Married 32 years to my high school sweetheart,
Still the love of my life.

Two beautiful, talented, amazing daughters.
Good job.
Lots of friends.
Great house.
From a good family.
Never in any trouble.
No addictions.
Always laughing and joking.
Until it was time to be serious.

In all truth.
I am indeed blessed by God.
And I have tried for years.
To share that blessing with others.

But for 26 years.
I have suffered from clinical depression.

It first came on me during a time of loss.

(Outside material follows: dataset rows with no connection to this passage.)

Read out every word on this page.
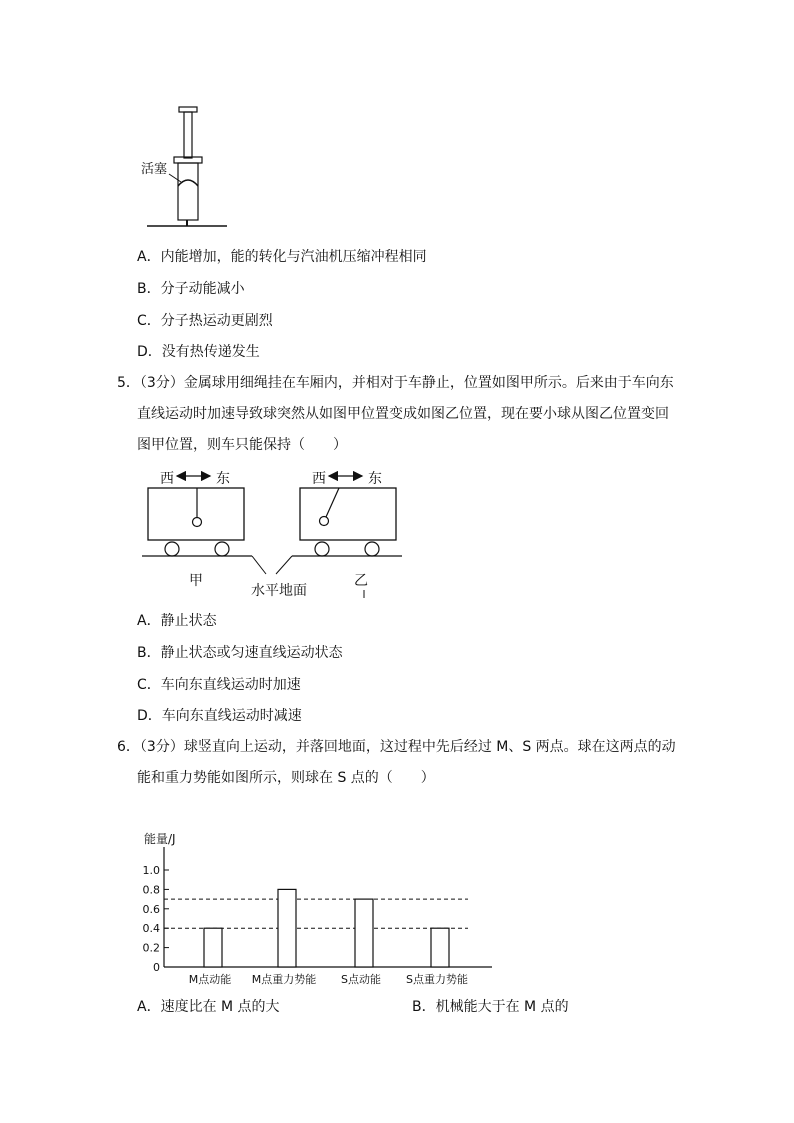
活塞
A．内能增加，能的转化与汽油机压缩冲程相同
B．分子动能减小
C．分子热运动更剧烈
D．没有热传递发生
5．（3分）金属球用细绳挂在车厢内，并相对于车静止，位置如图甲所示。后来由于车向东
直线运动时加速导致球突然从如图甲位置变成如图乙位置，现在要小球从图乙位置变回
图甲位置，则车只能保持（　　）
西	东	西	东
甲	乙
水平地面
A．静止状态
B．静止状态或匀速直线运动状态
C．车向东直线运动时加速
D．车向东直线运动时减速
6．（3分）球竖直向上运动，并落回地面，这过程中先后经过 M、S 两点。球在这两点的动
能和重力势能如图所示，则球在 S 点的（　　）
能量/J
0
0.2
0.4
0.6
0.8
1.0
M点动能 M点重力势能 S点动能 S点重力势能
A．速度比在 M 点的大	B．机械能大于在 M 点的
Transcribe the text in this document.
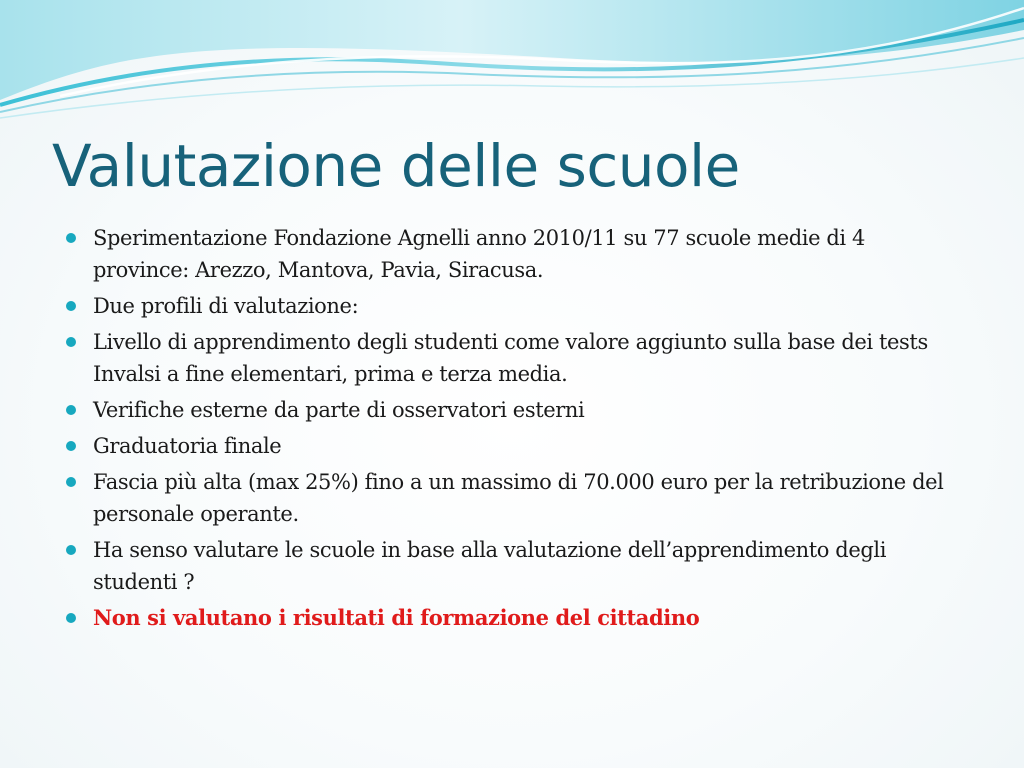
Valutazione delle scuole
Sperimentazione Fondazione Agnelli anno 2010/11 su 77 scuole medie di 4 province: Arezzo, Mantova, Pavia, Siracusa.
Due profili di valutazione:
Livello di apprendimento degli studenti come valore aggiunto sulla base dei tests Invalsi a fine elementari, prima e terza media.
Verifiche esterne da parte di osservatori esterni
Graduatoria finale
Fascia più alta (max 25%) fino a un massimo di 70.000 euro per la retribuzione del personale operante.
Ha senso valutare le scuole in base alla valutazione dell’apprendimento degli studenti ?
Non si valutano i risultati di formazione del cittadino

It seemed like the blues that attack everyone.
From time to time.

And for short periods it would go away.

The sun would rise again in my soul.
And I would be my old self.

But the darkness always returned.
Often for no reason at all.

Other than being tired or stressed.
Everything is fine.

And then the voice in my head would simply say.

You know this won't last.
Or.
You know you don't deserve this.
And at it's worst.

You know they would be better off if you weren't here.

Yes.
I know why Robin did it.

You see many might be surprised.
To know that I've made those dark plans.
I've reasoned it out in my broken mind.

I've checked through my plans to make sure the insurance would pay off.
And that it would look like an accident.

But the intent.
The thought.
Was I just couldn't do it anymore.

Life in the dark.
Life without hope.
Was just too hard to comprehend.

I just wanted peace.
I wanted the storm in my head to stop.

I wanted to go home.

God's word says.
Where there is no hope, the people perish.

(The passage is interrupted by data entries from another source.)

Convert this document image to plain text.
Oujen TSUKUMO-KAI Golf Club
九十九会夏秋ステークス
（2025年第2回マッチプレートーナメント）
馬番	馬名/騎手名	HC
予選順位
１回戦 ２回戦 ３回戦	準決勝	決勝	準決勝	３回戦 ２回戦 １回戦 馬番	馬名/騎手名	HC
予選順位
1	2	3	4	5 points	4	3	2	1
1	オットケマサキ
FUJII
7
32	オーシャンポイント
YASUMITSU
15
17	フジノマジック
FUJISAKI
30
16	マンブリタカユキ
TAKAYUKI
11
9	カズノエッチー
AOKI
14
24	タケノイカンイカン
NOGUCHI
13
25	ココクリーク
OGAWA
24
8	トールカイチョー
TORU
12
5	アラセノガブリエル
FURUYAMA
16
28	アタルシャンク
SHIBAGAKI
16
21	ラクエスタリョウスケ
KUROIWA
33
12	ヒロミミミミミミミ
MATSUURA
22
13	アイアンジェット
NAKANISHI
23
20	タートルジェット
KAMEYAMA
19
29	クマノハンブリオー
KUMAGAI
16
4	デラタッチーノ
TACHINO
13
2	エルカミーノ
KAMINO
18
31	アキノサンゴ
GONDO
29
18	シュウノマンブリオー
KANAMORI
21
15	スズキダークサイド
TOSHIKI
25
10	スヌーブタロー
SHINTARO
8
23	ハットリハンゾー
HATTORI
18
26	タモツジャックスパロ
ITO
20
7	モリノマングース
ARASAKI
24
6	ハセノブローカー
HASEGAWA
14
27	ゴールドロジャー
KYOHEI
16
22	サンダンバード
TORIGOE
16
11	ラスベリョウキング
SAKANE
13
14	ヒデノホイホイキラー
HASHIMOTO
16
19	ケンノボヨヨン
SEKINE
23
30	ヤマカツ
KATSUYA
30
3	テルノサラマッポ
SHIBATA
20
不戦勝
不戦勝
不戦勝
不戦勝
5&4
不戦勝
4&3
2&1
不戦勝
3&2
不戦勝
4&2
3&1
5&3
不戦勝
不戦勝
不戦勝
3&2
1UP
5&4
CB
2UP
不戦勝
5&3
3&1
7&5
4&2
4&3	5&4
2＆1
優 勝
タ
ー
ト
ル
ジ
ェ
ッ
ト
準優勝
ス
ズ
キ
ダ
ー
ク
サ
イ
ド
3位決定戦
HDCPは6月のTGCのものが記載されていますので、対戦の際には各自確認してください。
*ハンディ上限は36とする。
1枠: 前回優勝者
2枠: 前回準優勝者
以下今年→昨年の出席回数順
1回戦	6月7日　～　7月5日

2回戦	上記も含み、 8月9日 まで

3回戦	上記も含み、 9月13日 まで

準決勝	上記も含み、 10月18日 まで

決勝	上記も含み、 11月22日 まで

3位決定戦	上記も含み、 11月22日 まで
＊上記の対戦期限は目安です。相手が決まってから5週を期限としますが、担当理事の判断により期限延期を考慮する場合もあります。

I know what that looks like.

Understand.
I have no life problems.
And that's the crazy thing.

My love for my amazing wife.
Is deep and lasting.
And our marriage is strong.

My kids are incredible.
I have money in the bank.

But a depressed mind.
Pays no attention to what is real.

A depressed mind.
Makes up demons to haunt the night.

A depressed mind sees problems that are not there.

And believe me.
There is no shaking it off.
No giving it time.
No pulling yourself up.
And getting it together.

This is a disease that must be fought.
Hard and proactively.

There is no shame in counseling and medication.

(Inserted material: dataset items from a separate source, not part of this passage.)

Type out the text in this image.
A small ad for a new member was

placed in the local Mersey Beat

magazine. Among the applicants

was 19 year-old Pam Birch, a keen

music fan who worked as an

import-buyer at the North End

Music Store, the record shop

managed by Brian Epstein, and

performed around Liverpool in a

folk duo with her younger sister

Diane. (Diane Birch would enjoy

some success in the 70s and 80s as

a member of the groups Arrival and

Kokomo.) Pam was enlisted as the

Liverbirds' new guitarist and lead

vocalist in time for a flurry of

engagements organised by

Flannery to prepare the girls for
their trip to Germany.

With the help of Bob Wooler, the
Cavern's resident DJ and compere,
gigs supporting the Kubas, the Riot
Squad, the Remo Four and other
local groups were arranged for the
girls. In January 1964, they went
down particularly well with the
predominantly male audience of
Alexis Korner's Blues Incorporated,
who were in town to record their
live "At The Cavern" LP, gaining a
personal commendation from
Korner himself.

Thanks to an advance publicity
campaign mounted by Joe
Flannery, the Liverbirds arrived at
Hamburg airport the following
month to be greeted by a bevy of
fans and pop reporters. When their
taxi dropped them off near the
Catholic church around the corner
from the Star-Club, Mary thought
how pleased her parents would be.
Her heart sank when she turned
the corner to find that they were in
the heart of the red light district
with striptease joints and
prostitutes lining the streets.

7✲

There is no weakness in asking for help.

There is nothing more important.

Than talking to those you love.
And someone that has been there.

Trust me.
I do it all the time.

Maybe you read this and you say.
I get that.
Or.
Me too.

Please find help.

Know that there is hope.

And yes, at times.
It's an every day fight.
But it's worth fighting.

So get help.
As I have.

And so tonight.
I pray for Robin Williams.
I pray that he knew Jesus Christ.
I pray that he found peace in the arms of God.

I pray that one day I might get to meet Robin.
And share a laugh....

Because God is gracious.
And His hope spring eternal.

After all.
His blessings are new every morning."